Отчаявшись, Пукко Каккинен осекся, вздохнул, потом сказал уже более решительно:
—Ладно…. ― и пошлепав к дверям, к плащу, достал из кармана бутылку, подержал ее в руках, как бы в нерешительности, но подошел к столу и бухнув ее на стол, сказал:
—Ладно! Иди сюда, разговаривать будем…
Лето в Карелии короткое, спешное, две-три духотных недели источающие запахи багульника, распаренного борщевика и морошки; а осень долгая, наполненная ароматами хвойной прелости и промозглой муторностью, особенно поздняя осень. Тянется и тянется, казалось, эта осень бесконечно, но и она проходит, и на Карелию, снежной шапкой с ветвей, сваливается пухлая, искристая зима. Все проходит, постепенно и жизнь Пукко наладилась, потекла по-прежнему, вошла в прежнее, широкое, размеренное русло.
Как-то, еще в конце лета, Пукко, гуляя по окрестностям Ваалла-Какки, наткнулся на ватагу мужичков бодро и варварски растаскивающих брошенную погранцами заставу. Ему удалось тогда отстоять пограничные столбы, полосатые, еще с советской символикой, удалось отстоять и склад-сарай где хранился некоторый запас таких же столбов, удалось объяснить мужичкам, что это уж совсем общая собственность, равно принадлежащая и Финляндии и России, поскольку ставятся эти столбы на нейтральной территории, а потому, значит, принцип: "Все вокруг советское - все вокруг мое!" в отношении этих столбов "не катит"! Не известно, что тогда повлияло более на мнение мужичков, толи горячая, искренняя убежденность Пукко, толи, ухоженный, тщательно смазанный "Шмайсер" и кожаный подсумок с пятью дополнительными обоймами, только столбы пока никто не трогал. Так, или иначе, но хозяйственный Пукко наладил взаимовыгодный товарообмен с мужичками, регулярно обменивая свой "Скотч" на вполне реальную, заводскую водку, причем один к одному, и все были довольны.
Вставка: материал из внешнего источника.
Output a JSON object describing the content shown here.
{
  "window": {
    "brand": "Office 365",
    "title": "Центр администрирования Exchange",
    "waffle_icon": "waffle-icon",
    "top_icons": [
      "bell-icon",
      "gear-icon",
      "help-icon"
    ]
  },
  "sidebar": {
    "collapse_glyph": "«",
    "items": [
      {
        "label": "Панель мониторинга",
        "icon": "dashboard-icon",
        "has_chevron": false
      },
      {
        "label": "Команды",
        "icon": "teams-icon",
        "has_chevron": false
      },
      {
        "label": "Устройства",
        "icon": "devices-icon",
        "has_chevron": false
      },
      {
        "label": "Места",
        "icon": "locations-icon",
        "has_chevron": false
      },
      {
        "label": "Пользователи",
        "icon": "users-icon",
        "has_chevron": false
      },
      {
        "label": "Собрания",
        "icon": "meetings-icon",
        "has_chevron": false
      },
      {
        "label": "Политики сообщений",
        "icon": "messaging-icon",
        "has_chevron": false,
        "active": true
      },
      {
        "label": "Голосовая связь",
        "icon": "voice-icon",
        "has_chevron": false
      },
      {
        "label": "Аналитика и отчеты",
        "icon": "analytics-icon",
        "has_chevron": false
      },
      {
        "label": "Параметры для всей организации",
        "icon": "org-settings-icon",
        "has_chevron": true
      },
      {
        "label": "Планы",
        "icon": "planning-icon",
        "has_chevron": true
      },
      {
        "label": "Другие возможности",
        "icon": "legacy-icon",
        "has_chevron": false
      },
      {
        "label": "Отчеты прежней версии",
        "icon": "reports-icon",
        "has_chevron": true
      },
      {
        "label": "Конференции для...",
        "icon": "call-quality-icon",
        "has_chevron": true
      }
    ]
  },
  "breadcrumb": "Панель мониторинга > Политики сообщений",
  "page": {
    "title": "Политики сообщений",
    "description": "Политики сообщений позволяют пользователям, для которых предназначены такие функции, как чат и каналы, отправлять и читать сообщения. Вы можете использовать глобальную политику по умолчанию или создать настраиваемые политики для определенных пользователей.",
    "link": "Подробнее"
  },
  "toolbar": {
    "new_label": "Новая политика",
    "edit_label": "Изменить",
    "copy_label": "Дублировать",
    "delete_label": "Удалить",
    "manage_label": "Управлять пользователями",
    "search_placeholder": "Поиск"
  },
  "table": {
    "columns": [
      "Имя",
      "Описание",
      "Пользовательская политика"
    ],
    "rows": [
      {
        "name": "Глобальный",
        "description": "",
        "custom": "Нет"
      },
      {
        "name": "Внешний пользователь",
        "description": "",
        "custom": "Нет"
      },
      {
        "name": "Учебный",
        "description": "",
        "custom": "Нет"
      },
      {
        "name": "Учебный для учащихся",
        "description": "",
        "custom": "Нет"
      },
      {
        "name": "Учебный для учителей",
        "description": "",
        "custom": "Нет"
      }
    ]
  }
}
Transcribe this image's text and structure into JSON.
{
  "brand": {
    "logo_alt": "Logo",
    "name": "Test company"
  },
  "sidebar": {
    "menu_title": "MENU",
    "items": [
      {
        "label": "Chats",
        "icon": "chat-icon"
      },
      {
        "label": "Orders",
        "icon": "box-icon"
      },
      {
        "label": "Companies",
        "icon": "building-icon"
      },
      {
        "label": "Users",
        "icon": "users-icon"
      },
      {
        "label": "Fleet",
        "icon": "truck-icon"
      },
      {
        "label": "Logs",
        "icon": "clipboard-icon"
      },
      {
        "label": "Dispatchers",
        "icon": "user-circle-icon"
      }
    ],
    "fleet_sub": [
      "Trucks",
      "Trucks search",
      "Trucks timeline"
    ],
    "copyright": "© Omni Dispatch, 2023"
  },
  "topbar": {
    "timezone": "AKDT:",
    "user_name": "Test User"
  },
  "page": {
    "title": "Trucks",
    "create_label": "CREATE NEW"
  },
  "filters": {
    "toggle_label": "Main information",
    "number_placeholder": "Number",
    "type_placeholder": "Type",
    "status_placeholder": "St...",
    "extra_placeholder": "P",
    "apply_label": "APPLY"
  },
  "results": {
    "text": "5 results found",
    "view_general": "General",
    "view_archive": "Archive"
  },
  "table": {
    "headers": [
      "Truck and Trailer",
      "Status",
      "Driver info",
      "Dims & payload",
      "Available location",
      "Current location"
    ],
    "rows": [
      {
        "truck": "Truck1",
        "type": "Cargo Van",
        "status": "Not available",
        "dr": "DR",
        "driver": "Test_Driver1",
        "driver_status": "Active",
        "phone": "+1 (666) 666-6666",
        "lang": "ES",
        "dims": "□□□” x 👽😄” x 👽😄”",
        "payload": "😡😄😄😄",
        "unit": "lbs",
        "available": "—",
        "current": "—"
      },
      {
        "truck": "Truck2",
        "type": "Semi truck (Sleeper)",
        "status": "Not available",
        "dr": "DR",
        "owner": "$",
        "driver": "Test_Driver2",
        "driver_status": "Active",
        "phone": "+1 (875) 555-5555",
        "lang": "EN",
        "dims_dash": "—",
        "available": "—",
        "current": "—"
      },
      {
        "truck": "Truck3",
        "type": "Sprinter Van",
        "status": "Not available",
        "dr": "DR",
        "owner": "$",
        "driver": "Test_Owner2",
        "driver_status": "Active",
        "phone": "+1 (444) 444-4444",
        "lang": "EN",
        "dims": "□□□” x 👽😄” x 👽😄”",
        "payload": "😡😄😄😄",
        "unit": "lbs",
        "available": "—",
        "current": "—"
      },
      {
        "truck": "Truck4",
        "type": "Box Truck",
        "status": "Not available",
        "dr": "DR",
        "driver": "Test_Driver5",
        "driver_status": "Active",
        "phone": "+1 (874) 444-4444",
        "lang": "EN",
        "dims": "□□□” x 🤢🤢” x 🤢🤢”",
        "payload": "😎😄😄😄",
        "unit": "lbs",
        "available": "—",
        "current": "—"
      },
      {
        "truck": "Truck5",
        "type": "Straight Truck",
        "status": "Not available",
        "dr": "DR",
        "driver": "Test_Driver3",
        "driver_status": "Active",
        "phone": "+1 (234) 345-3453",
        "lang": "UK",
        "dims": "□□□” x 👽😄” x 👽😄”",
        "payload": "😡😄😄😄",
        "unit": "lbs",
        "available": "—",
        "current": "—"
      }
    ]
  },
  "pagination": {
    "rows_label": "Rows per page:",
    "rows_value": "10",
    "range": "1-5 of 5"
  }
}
Вобщем, понемногу, жизнь Пукко совсем наладилась, но Николая, похоже, это нисколько не утешало. Однажды, вновь, встретив Пукко на узкой тропинке с авоськой и граблями, он так ему и сказал:
—Кончай Пукко! Допьешься ты до чертей!
—Ты что, не говори так, ― вдруг испугался чего-то Пукко.
—А что? ― с наигранной недоуменностью спросил Николай.
—Плохие шутки, ― махнул рукой Пукко. ― У одного моего знакомого так было. Черт начал являться после третьей рюмки и выпить просил.
—Ну и что, ― якобы недоумевал Николай.
—Плохие шутки. Этот знакомый потом с ума сошел.
—От черта?
—От черта! — выпалил Пукко, испуганно озираясь и крестясь во все стороны.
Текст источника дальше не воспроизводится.